The prognosis of IDH patients depends on various factors, including age, hemodynamic stability, size and location of the hematoma, presence of a ventricular septal defect, LV function, and pericardial effusion.[8] LV free wall IDH has a higher possibility of evolving into complete cardiac rupture, while IDH limited to the apex has a high probability of spontaneous re-absorption and should be treated conservatively.[9] Nonetheless, IDH has a high mortality in both conservative treatment and surgical settings. Late coronary intervention has no chance of improving prognosis and avoiding progression to cardiac rupture. Since AMI with cardiogenic shock was considered the initial diagnosis in this case 12 h after the onset of symptoms, we still performed emergency coronary angiography and subsequent PCI without delay, aiming for initial reperfusion therapy rather than diagnosis of IDH or preventing progression.

CONCLUSION

IDH is a rare complication of post-myocardial infarction that can potentially lead to cardiac rupture. However, IDH is often a challenging diagnosis and misdiagnosed because of its rarity and various clinical presentations. The prognosis and treatment of IDH depends on prompt and accurate diagnosis.
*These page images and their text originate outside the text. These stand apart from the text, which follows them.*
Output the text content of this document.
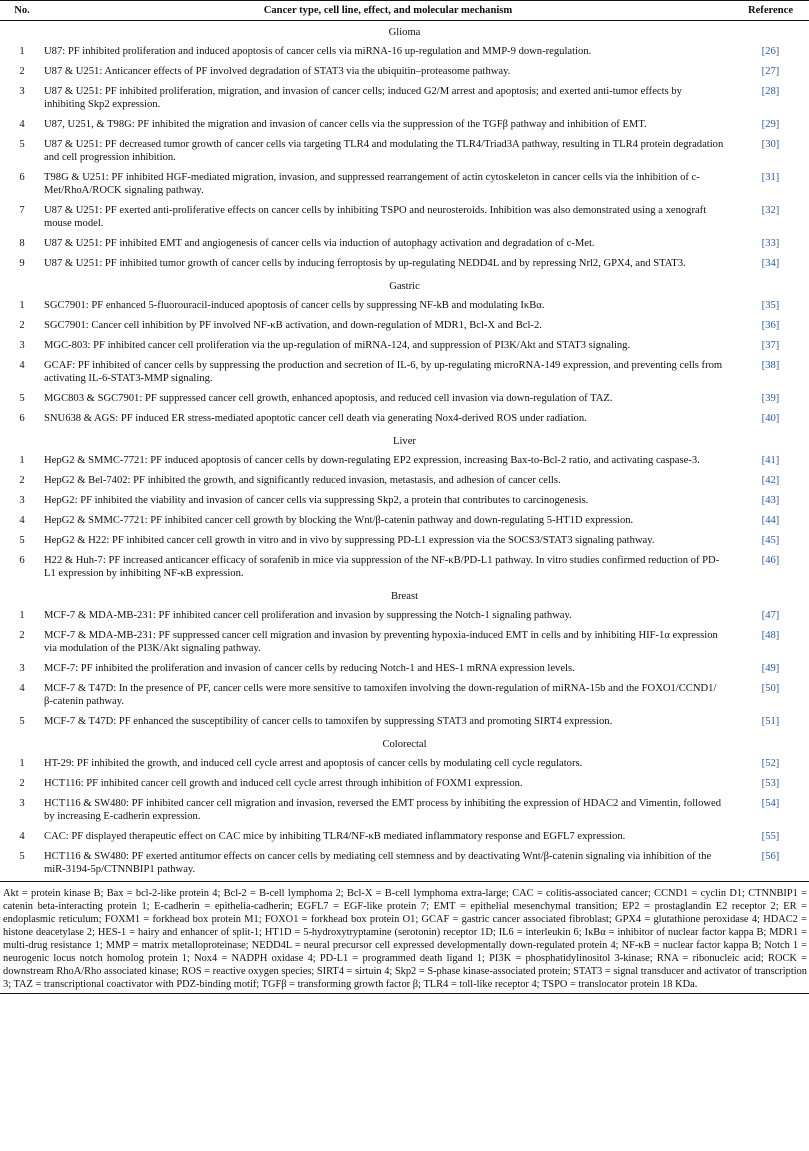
No.	Cancer type, cell line, effect, and molecular mechanism	Reference
Glioma		
1	U87: PF inhibited proliferation and induced apoptosis of cancer cells via miRNA-16 up-regulation and MMP-9 down-regulation.	[26]
2	U87 & U251: Anticancer effects of PF involved degradation of STAT3 via the ubiquitin–proteasome pathway.	[27]
3	U87 & U251: PF inhibited proliferation, migration, and invasion of cancer cells; induced G2/M arrest and apoptosis; and exerted anti-tumor effects by inhibiting Skp2 expression.	[28]
4	U87, U251, & T98G: PF inhibited the migration and invasion of cancer cells via the suppression of the TGFβ pathway and inhibition of EMT.	[29]
5	U87 & U251: PF decreased tumor growth of cancer cells via targeting TLR4 and modulating the TLR4/Triad3A pathway, resulting in TLR4 protein degradation and cell progression inhibition.	[30]
6	T98G & U251: PF inhibited HGF-mediated migration, invasion, and suppressed rearrangement of actin cytoskeleton in cancer cells via the inhibition of c-Met/RhoA/ROCK signaling pathway.	[31]
7	U87 & U251: PF exerted anti-proliferative effects on cancer cells by inhibiting TSPO and neurosteroids. Inhibition was also demonstrated using a xenograft mouse model.	[32]
8	U87 & U251: PF inhibited EMT and angiogenesis of cancer cells via induction of autophagy activation and degradation of c-Met.	[33]
9	U87 & U251: PF inhibited tumor growth of cancer cells by inducing ferroptosis by up-regulating NEDD4L and by repressing Nrl2, GPX4, and STAT3.	[34]
Gastric		
1	SGC7901: PF enhanced 5-fluorouracil-induced apoptosis of cancer cells by suppressing NF-kB and modulating IκBα.	[35]
2	SGC7901: Cancer cell inhibition by PF involved NF-κB activation, and down-regulation of MDR1, Bcl-X and Bcl-2.	[36]
3	MGC-803: PF inhibited cancer cell proliferation via the up-regulation of miRNA-124, and suppression of PI3K/Akt and STAT3 signaling.	[37]
4	GCAF: PF inhibited of cancer cells by suppressing the production and secretion of IL-6, by up-regulating microRNA-149 expression, and preventing cells from activating IL-6-STAT3-MMP signaling.	[38]
5	MGC803 & SGC7901: PF suppressed cancer cell growth, enhanced apoptosis, and reduced cell invasion via down-regulation of TAZ.	[39]
6	SNU638 & AGS: PF induced ER stress-mediated apoptotic cancer cell death via generating Nox4-derived ROS under radiation.	[40]
Liver		
1	HepG2 & SMMC-7721: PF induced apoptosis of cancer cells by down-regulating EP2 expression, increasing Bax-to-Bcl-2 ratio, and activating caspase-3.	[41]
2	HepG2 & Bel-7402: PF inhibited the growth, and significantly reduced invasion, metastasis, and adhesion of cancer cells.	[42]
3	HepG2: PF inhibited the viability and invasion of cancer cells via suppressing Skp2, a protein that contributes to carcinogenesis.	[43]
4	HepG2 & SMMC-7721: PF inhibited cancer cell growth by blocking the Wnt/β-catenin pathway and down-regulating 5-HT1D expression.	[44]
5	HepG2 & H22: PF inhibited cancer cell growth in vitro and in vivo by suppressing PD-L1 expression via the SOCS3/STAT3 signaling pathway.	[45]
6	H22 & Huh-7: PF increased anticancer efficacy of sorafenib in mice via suppression of the NF-κB/PD-L1 pathway. In vitro studies confirmed reduction of PD-L1 expression by inhibiting NF-κB expression.	[46]
Breast		
1	MCF-7 & MDA-MB-231: PF inhibited cancer cell proliferation and invasion by suppressing the Notch-1 signaling pathway.	[47]
2	MCF-7 & MDA-MB-231: PF suppressed cancer cell migration and invasion by preventing hypoxia-induced EMT in cells and by inhibiting HIF-1α expression via modulation of the PI3K/Akt signaling pathway.	[48]
3	MCF-7: PF inhibited the proliferation and invasion of cancer cells by reducing Notch-1 and HES-1 mRNA expression levels.	[49]
4	MCF-7 & T47D: In the presence of PF, cancer cells were more sensitive to tamoxifen involving the down-regulation of miRNA-15b and the FOXO1/CCND1/β-catenin pathway.	[50]
5	MCF-7 & T47D: PF enhanced the susceptibility of cancer cells to tamoxifen by suppressing STAT3 and promoting SIRT4 expression.	[51]
Colorectal		
1	HT-29: PF inhibited the growth, and induced cell cycle arrest and apoptosis of cancer cells by modulating cell cycle regulators.	[52]
2	HCT116: PF inhibited cancer cell growth and induced cell cycle arrest through inhibition of FOXM1 expression.	[53]
3	HCT116 & SW480: PF inhibited cancer cell migration and invasion, reversed the EMT process by inhibiting the expression of HDAC2 and Vimentin, followed by increasing E-cadherin expression.	[54]
4	CAC: PF displayed therapeutic effect on CAC mice by inhibiting TLR4/NF-κB mediated inflammatory response and EGFL7 expression.	[55]
5	HCT116 & SW480: PF exerted antitumor effects on cancer cells by mediating cell stemness and by deactivating Wnt/β-catenin signaling via inhibition of the miR-3194-5p/CTNNBIP1 pathway.	[56]
Akt = protein kinase B; Bax = bcl-2-like protein 4; Bcl-2 = B-cell lymphoma 2; Bcl-X = B-cell lymphoma extra-large; CAC = colitis-associated cancer; CCND1 = cyclin D1; CTNNBIP1 = catenin beta-interacting protein 1; E-cadherin = epithelia-cadherin; EGFL7 = EGF-like protein 7; EMT = epithelial mesenchymal transition; EP2 = prostaglandin E2 receptor 2; ER = endoplasmic reticulum; FOXM1 = forkhead box protein M1; FOXO1 = forkhead box protein O1; GCAF = gastric cancer associated fibroblast; GPX4 = glutathione peroxidase 4; HDAC2 = histone deacetylase 2; HES-1 = hairy and enhancer of split-1; HT1D = 5-hydroxytryptamine (serotonin) receptor 1D; IL6 = interleukin 6; IκBα = inhibitor of nuclear factor kappa B; MDR1 = multi-drug resistance 1; MMP = matrix metalloproteinase; NEDD4L = neural precursor cell expressed developmentally down-regulated protein 4; NF-κB = nuclear factor kappa B; Notch 1 = neurogenic locus notch homolog protein 1; Nox4 = NADPH oxidase 4; PD-L1 = programmed death ligand 1; PI3K = phosphatidylinositol 3-kinase; RNA = ribonucleic acid; ROCK = downstream RhoA/Rho associated kinase; ROS = reactive oxygen species; SIRT4 = sirtuin 4; Skp2 = S-phase kinase-associated protein; STAT3 = signal transducer and activator of transcription 3; TAZ = transcriptional coactivator with PDZ-binding motif; TGFβ = transforming growth factor β; TLR4 = toll-like receptor 4; TSPO = translocator protein 18 KDa.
Funding: This study was supported by a grant from the Traditional Chinese Medicine Bureau of Guangdong Province (20211073).

Ethical approval: Not needed.

Conflicts of interest: The authors declare that they have no conflicts of interest.

Contributors: YYZ designed the study, analyzed the data, interpreted the results, and drafted the manuscript. All authors have read and approved the manuscript.